On a good day in the science writing business it’s not so much the breakthroughs that impress us. It’s the process, and the people.

Back in 2004, when Penn State’s Moses Chan and his graduate student Eun-Seong Kim reported the “probable observation of a supersolid helium phase” in a letter to Nature, they made headlines around the world. It was, as Science News noted this week, “one of the most exciting physics discoveries in recent years.”

What Chan and Kim had apparently discovered, after all, was nothing less than a brand new state of matter, “a mysterious substance that could float through ordinary solids like a ghost through walls,” according to physicsworld.com. Science News’ Alexandra Witze calls it “the stuff Nobel prizes are made of.”

In the eight years since, Chan, one of the University’s most distinguished (and most personable) researchers, has been attempting to repeat that amazing result. So have his colleagues in other condensed-matter labs around the world: trying either to uphold Chan’s finding or to knock it flat: this, after all, is the sober majesty of science.

Over the years, Witzke reports, there have been some experiments that seemed to confirm Chan’s observation, and others that did not, but none that has been found to be conclusive. John Beamish, a physicist at the University of Alberta in Canada, whose own work cast doubts on Chan’s result, notes, “It was continually surprising to those of us working in the field just how hard it was to confirm or disprove the existence of supersolidity.”

Chan himself went back to the drawing board relentlessly, rebuilding his experimental apparatus again and again, trying to eliminate any possibility of distorting effects.
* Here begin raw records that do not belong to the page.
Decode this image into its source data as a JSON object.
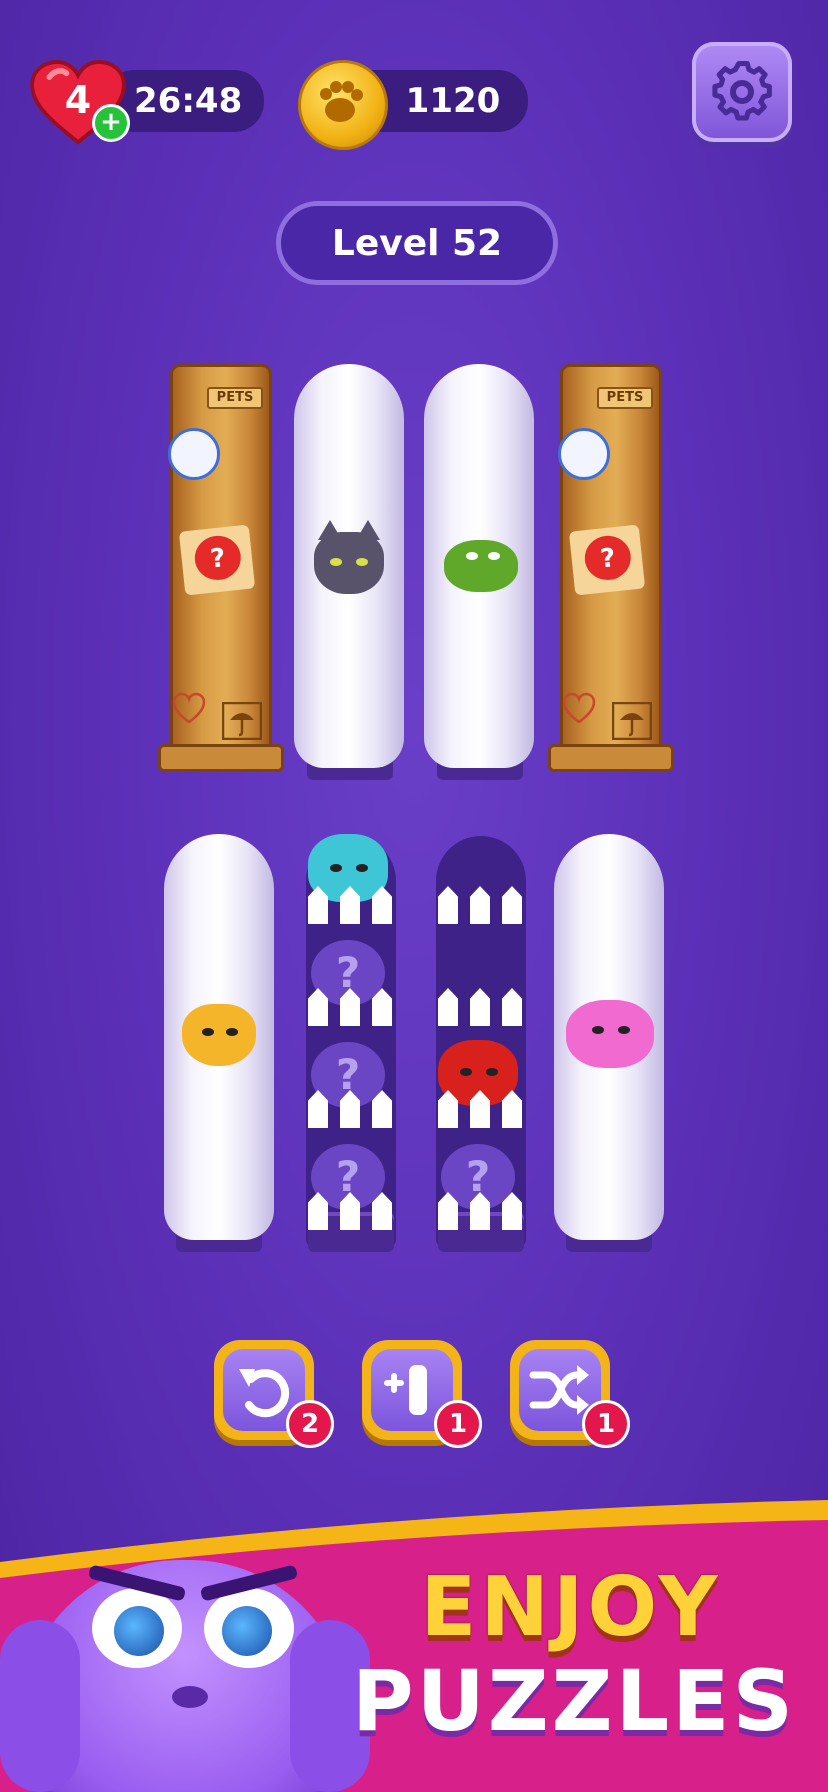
{
  "header": {
    "lives": "4",
    "lives_plus": "+",
    "timer": "26:48",
    "coins": "1120",
    "settings_icon": "gear-icon",
    "level_label": "Level 52"
  },
  "board": {
    "crate_tag": "PETS",
    "mystery_mark": "?"
  },
  "boosters": [
    {
      "name": "undo",
      "icon": "undo-icon",
      "count": "2"
    },
    {
      "name": "add-tube",
      "icon": "add-tube-icon",
      "count": "1"
    },
    {
      "name": "shuffle",
      "icon": "shuffle-icon",
      "count": "1"
    }
  ],
  "banner": {
    "line1": "ENJOY",
    "line2": "PUZZLES"
  },
  "colors": {
    "background": "#5a2fb6",
    "banner_pink": "#d8208a",
    "banner_yellow": "#f6b516",
    "badge_red": "#e4174d"
  }
}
Repeating the initial experiment.

Last week, in a paper published in Physical Review Letters, he announced his new findings. They do not confirm his earlier conclusion, but reverse it. It was not the behavior of a supersolid that he and Kim observed in 2004, Chan now contends, but the ordinary stiffening of helium at extremely low temperatures.

I find Chan’s accompanying comments, reported in physicsworld.com, to be quietly compelling. He expresses, understandably, a sense of disappointment. It was “embarrassing, in a way,” he says, that the reinterpretation had taken so long. “It would have been nice,” he adds simply, [if supersolidity had held up], “but Mother Nature had her own way.”

Maybe all this is just par for the course. Maybe it is (or ought to be) less than remarkable. Moses Chan surely doesn’t need me to commend him, at any rate. But if we science writers are—and well we should be—ever quick to sound the claxons when a researcher cheats or cuts corners, I think it’s also worth noting when one of them so clearly models diligence and integrity.

Chan’s colleagues apparently agree. In the physicsworld.com article, Beamish praises him for pursuing the science “with amazing energy, even when his new experiments disagreed with his interpretation of his initial experiments.” An accompanying photo of Chan, lecturing recently in University Park, includes a fitting caption. It reads:

“Moses Chan shows how science should be done.”